Many people understand that certain wavelengths of light can be harmful, such as gamma radiation from a nuclear bomb or too much ultraviolent light from the sun burning our skin. This study describes a different, healthy role for light exposure.

Despite the fur of a mouse, or the clothing of a person, light does get inside our bodies. Photons--the fundamental particles of light--may slow down and scatter around once they pass the outer layers of skin, the author says. But they really do get in, and when they do, they affect how cells behave.

In the latest findings in Cell Reports, the research team studied how mice respond when exposed to chilly temperatures--about 40° F. They already knew that mice, much like humans, use both a shivering response and an internal fat-burning response to heat themselves.

Deeper analysis revealed that the internal heating process is compromised in the absence of the gene OPN3 and exposure specifically to a 480-nanometer wavelength of blue light. This wavelength is a natural part of sunlight but occurs only in low levels in most artificial light.

When the light exposure occurs, OPN3 prompts white fat cells to release fatty acids into the bloodstream. Various types of cells can use these fatty acids as energy to fuel their activities. But brown fat literally burns the fatty acids (in a process called oxidation) to generate heat that warms up the chilly mice.

When mice were bred to lack the OPN3 gene, they failed to warm up as much as other mice when placed in chilly conditions. But surprisingly, even mice that had the correct gene failed to warm up when they exposed to light that lacked the blue wavelength.

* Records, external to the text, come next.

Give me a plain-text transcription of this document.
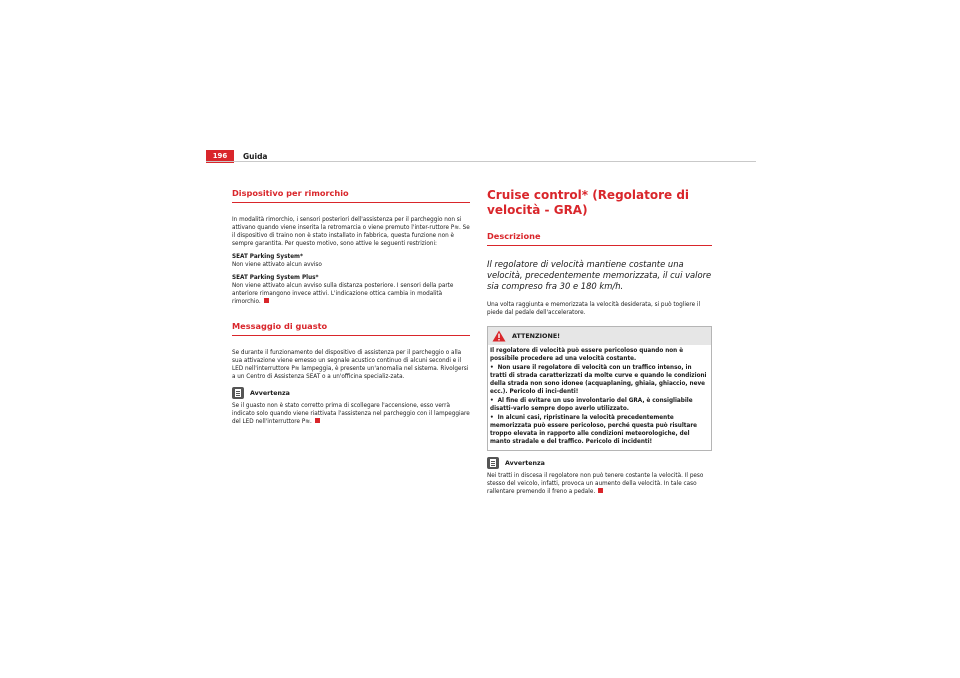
196	Guida
Dispositivo per rimorchio

In modalità rimorchio, i sensori posteriori dell'assistenza per il parcheggio non si attivano quando viene inserita la retromarcia o viene premuto l'inter-ruttore P≋. Se il dispositivo di traino non è stato installato in fabbrica, questa funzione non è sempre garantita. Per questo motivo, sono attive le seguenti restrizioni:

SEAT Parking System*

Non viene attivato alcun avviso

SEAT Parking System Plus*

Non viene attivato alcun avviso sulla distanza posteriore. I sensori della parte anteriore rimangono invece attivi. L'indicazione ottica cambia in modalità rimorchio.

Messaggio di guasto

Se durante il funzionamento del dispositivo di assistenza per il parcheggio o alla sua attivazione viene emesso un segnale acustico continuo di alcuni secondi e il LED nell'interruttore P≋ lampeggia, è presente un'anomalia nel sistema. Rivolgersi a un Centro di Assistenza SEAT o a un'officina specializ-zata.

Avvertenza

Se il guasto non è stato corretto prima di scollegare l'accensione, esso verrà indicato solo quando viene riattivata l'assistenza nel parcheggio con il lampeggiare del LED nell'interruttore P≋.

Cruise control* (Regolatore di velocità - GRA)
Descrizione

Il regolatore di velocità mantiene costante una velocità, precedentemente memorizzata, il cui valore sia compreso fra 30 e 180 km/h.

Una volta raggiunta e memorizzata la velocità desiderata, si può togliere il piede dal pedale dell'acceleratore.

ATTENZIONE!

Il regolatore di velocità può essere pericoloso quando non è possibile procedere ad una velocità costante.

• Non usare il regolatore di velocità con un traffico intenso, in tratti di strada caratterizzati da molte curve e quando le condizioni della strada non sono idonee (acquaplaning, ghiaia, ghiaccio, neve ecc.). Pericolo di inci-denti!

• Al fine di evitare un uso involontario del GRA, è consigliabile disatti-varlo sempre dopo averlo utilizzato.

• In alcuni casi, ripristinare la velocità precedentemente memorizzata può essere pericoloso, perché questa può risultare troppo elevata in rapporto alle condizioni meteorologiche, del manto stradale e del traffico. Pericolo di incidenti!

Avvertenza

Nei tratti in discesa il regolatore non può tenere costante la velocità. Il peso stesso del veicolo, infatti, provoca un aumento della velocità. In tale caso rallentare premendo il freno a pedale.
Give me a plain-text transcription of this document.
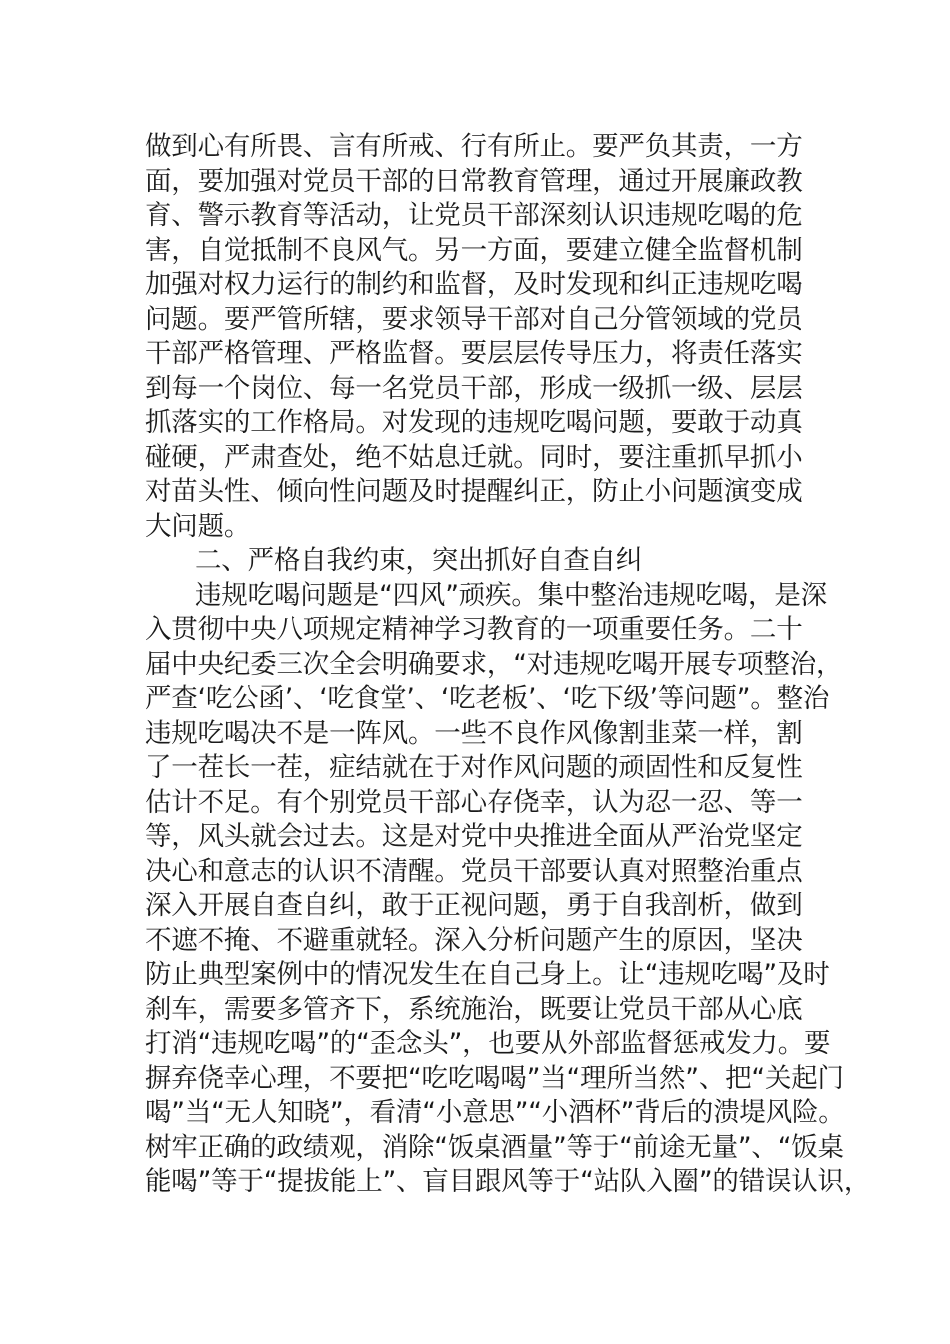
做到心有所畏、言有所戒、行有所止。要严负其责，一方
面，要加强对党员干部的日常教育管理，通过开展廉政教
育、警示教育等活动，让党员干部深刻认识违规吃喝的危
害，自觉抵制不良风气。另一方面，要建立健全监督机制
加强对权力运行的制约和监督，及时发现和纠正违规吃喝
问题。要严管所辖，要求领导干部对自己分管领域的党员
干部严格管理、严格监督。要层层传导压力，将责任落实
到每一个岗位、每一名党员干部，形成一级抓一级、层层
抓落实的工作格局。对发现的违规吃喝问题，要敢于动真
碰硬，严肃查处，绝不姑息迁就。同时，要注重抓早抓小
对苗头性、倾向性问题及时提醒纠正，防止小问题演变成
大问题。
二、严格自我约束，突出抓好自查自纠
违规吃喝问题是“四风”顽疾。集中整治违规吃喝，是深
入贯彻中央八项规定精神学习教育的一项重要任务。二十
届中央纪委三次全会明确要求，“对违规吃喝开展专项整治，
严查‘吃公函’、‘吃食堂’、‘吃老板’、‘吃下级’等问题”。整治
违规吃喝决不是一阵风。一些不良作风像割韭菜一样，割
了一茬长一茬，症结就在于对作风问题的顽固性和反复性
估计不足。有个别党员干部心存侥幸，认为忍一忍、等一
等，风头就会过去。这是对党中央推进全面从严治党坚定
决心和意志的认识不清醒。党员干部要认真对照整治重点
深入开展自查自纠，敢于正视问题，勇于自我剖析，做到
不遮不掩、不避重就轻。深入分析问题产生的原因，坚决
防止典型案例中的情况发生在自己身上。让“违规吃喝”及时
刹车，需要多管齐下，系统施治，既要让党员干部从心底
打消“违规吃喝”的“歪念头”，也要从外部监督惩戒发力。要
摒弃侥幸心理，不要把“吃吃喝喝”当“理所当然”、把“关起门
喝”当“无人知晓”，看清“小意思”“小酒杯”背后的溃堤风险。
树牢正确的政绩观，消除“饭桌酒量”等于“前途无量”、“饭桌
能喝”等于“提拔能上”、盲目跟风等于“站队入圈”的错误认识，
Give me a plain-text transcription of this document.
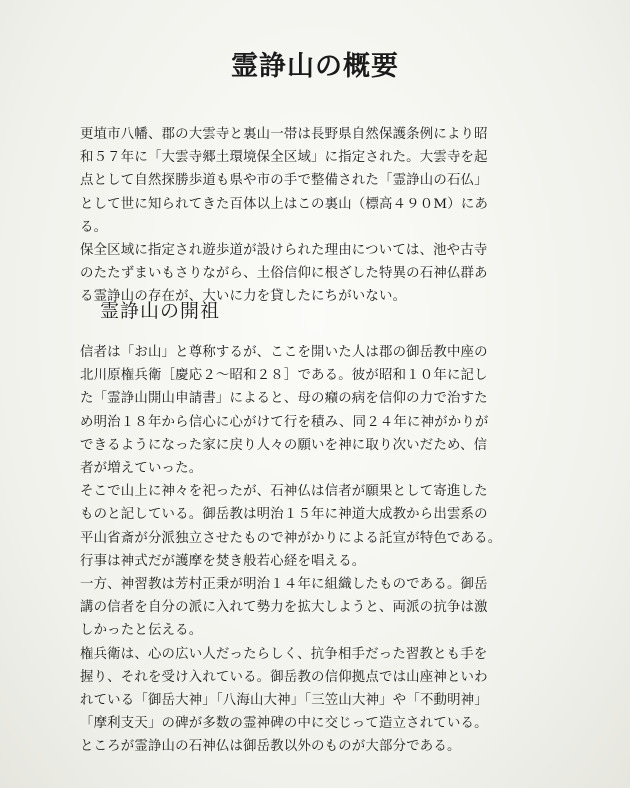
霊諍山の概要
更埴市八幡、郡の大雲寺と裏山一帯は長野県自然保護条例により昭
和５７年に「大雲寺郷土環境保全区域」に指定された。大雲寺を起
点として自然探勝歩道も県や市の手で整備された「霊諍山の石仏」
として世に知られてきた百体以上はこの裏山（標高４９０M）にあ
る。
保全区域に指定され遊歩道が設けられた理由については、池や古寺
のたたずまいもさりながら、土俗信仰に根ざした特異の石神仏群あ
る霊諍山の存在が、大いに力を貸したにちがいない。
霊諍山の開祖
信者は「お山」と尊称するが、ここを開いた人は郡の御岳教中座の
北川原権兵衛［慶応２～昭和２８］である。彼が昭和１０年に記し
た「霊諍山開山申請書」によると、母の癪の病を信仰の力で治すた
め明治１８年から信心に心がけて行を積み、同２４年に神がかりが
できるようになった家に戻り人々の願いを神に取り次いだため、信
者が増えていった。
そこで山上に神々を祀ったが、石神仏は信者が願果として寄進した
ものと記している。御岳教は明治１５年に神道大成教から出雲系の
平山省斎が分派独立させたもので神がかりによる託宣が特色である。
行事は神式だが護摩を焚き般若心経を唱える。
一方、神習教は芳村正秉が明治１４年に組織したものである。御岳
講の信者を自分の派に入れて勢力を拡大しようと、両派の抗争は激
しかったと伝える。
権兵衛は、心の広い人だったらしく、抗争相手だった習教とも手を
握り、それを受け入れている。御岳教の信仰拠点では山座神といわ
れている「御岳大神」「八海山大神」「三笠山大神」や「不動明神」
「摩利支天」の碑が多数の霊神碑の中に交じって造立されている。
ところが霊諍山の石神仏は御岳教以外のものが大部分である。
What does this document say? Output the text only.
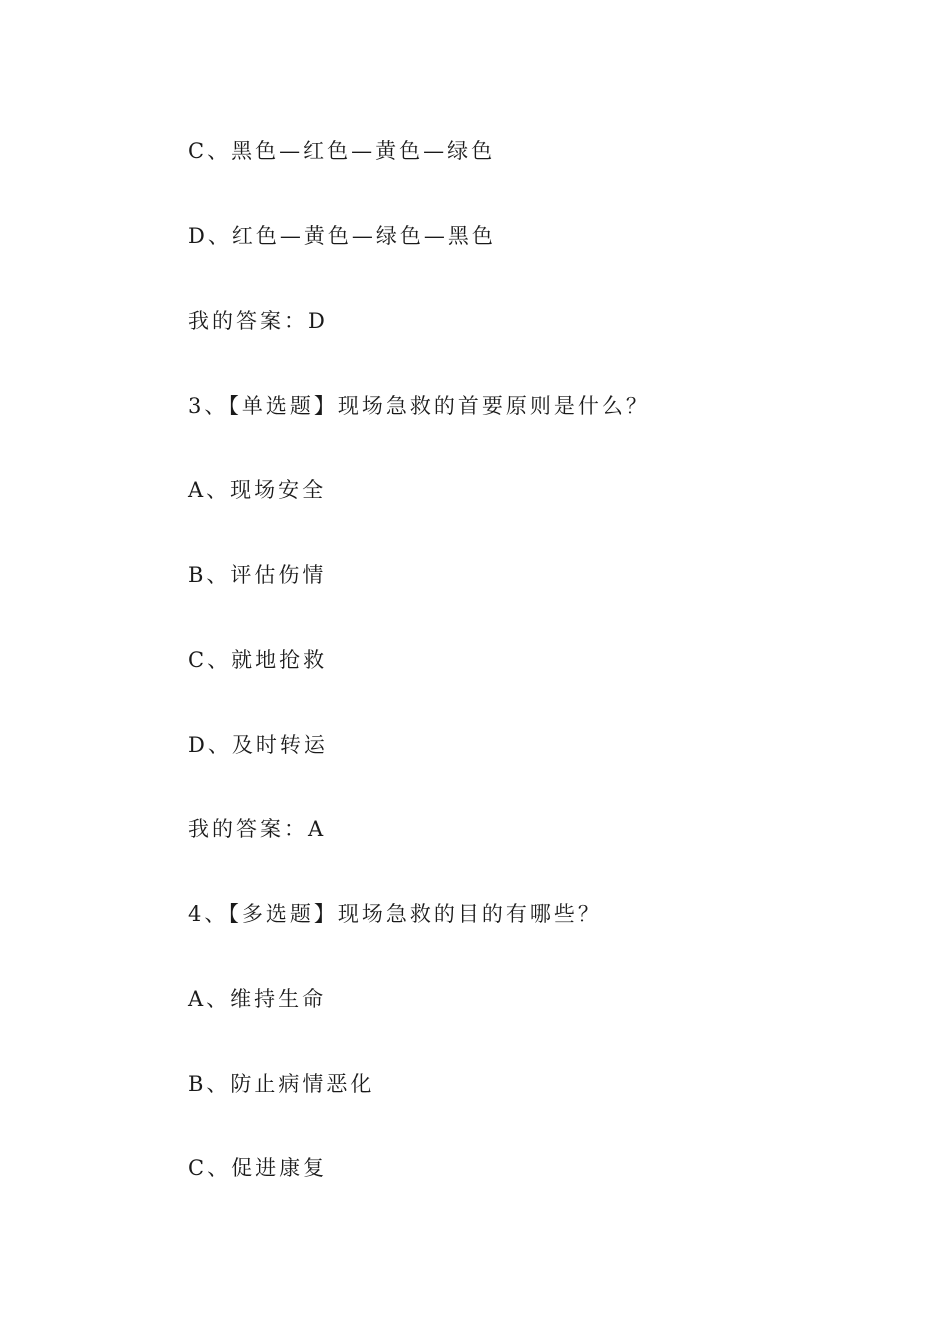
C、黑色—红色—黄色—绿色
D、红色—黄色—绿色—黑色
我的答案：D
3、【单选题】现场急救的首要原则是什么？
A、现场安全
B、评估伤情
C、就地抢救
D、及时转运
我的答案：A
4、【多选题】现场急救的目的有哪些？
A、维持生命
B、防止病情恶化
C、促进康复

This data prompted the team to conclude that sunlight is required for normal energy metabolism. At least in mice. While the scientists strongly suspect that a similar light-dependent metabolic pathway exists in humans, they need to complete another series of experiments to prove it.

"If the light-OPN3 adipocyte pathway exists in humans, there are potentially broad implications for human health," the study states. "Our modern lifestyle subjects us to unnatural lighting spectra, exposure to light at night, shift work, and jet lag, all of which result in metabolic disruption. Based on the current findings, it is possible that insufficient stimulation of the light-OPN3 adipocyte pathway is part of an explanation for the prevalence of metabolic deregulation in industrialized nations where unnatural lighting has become the norm.".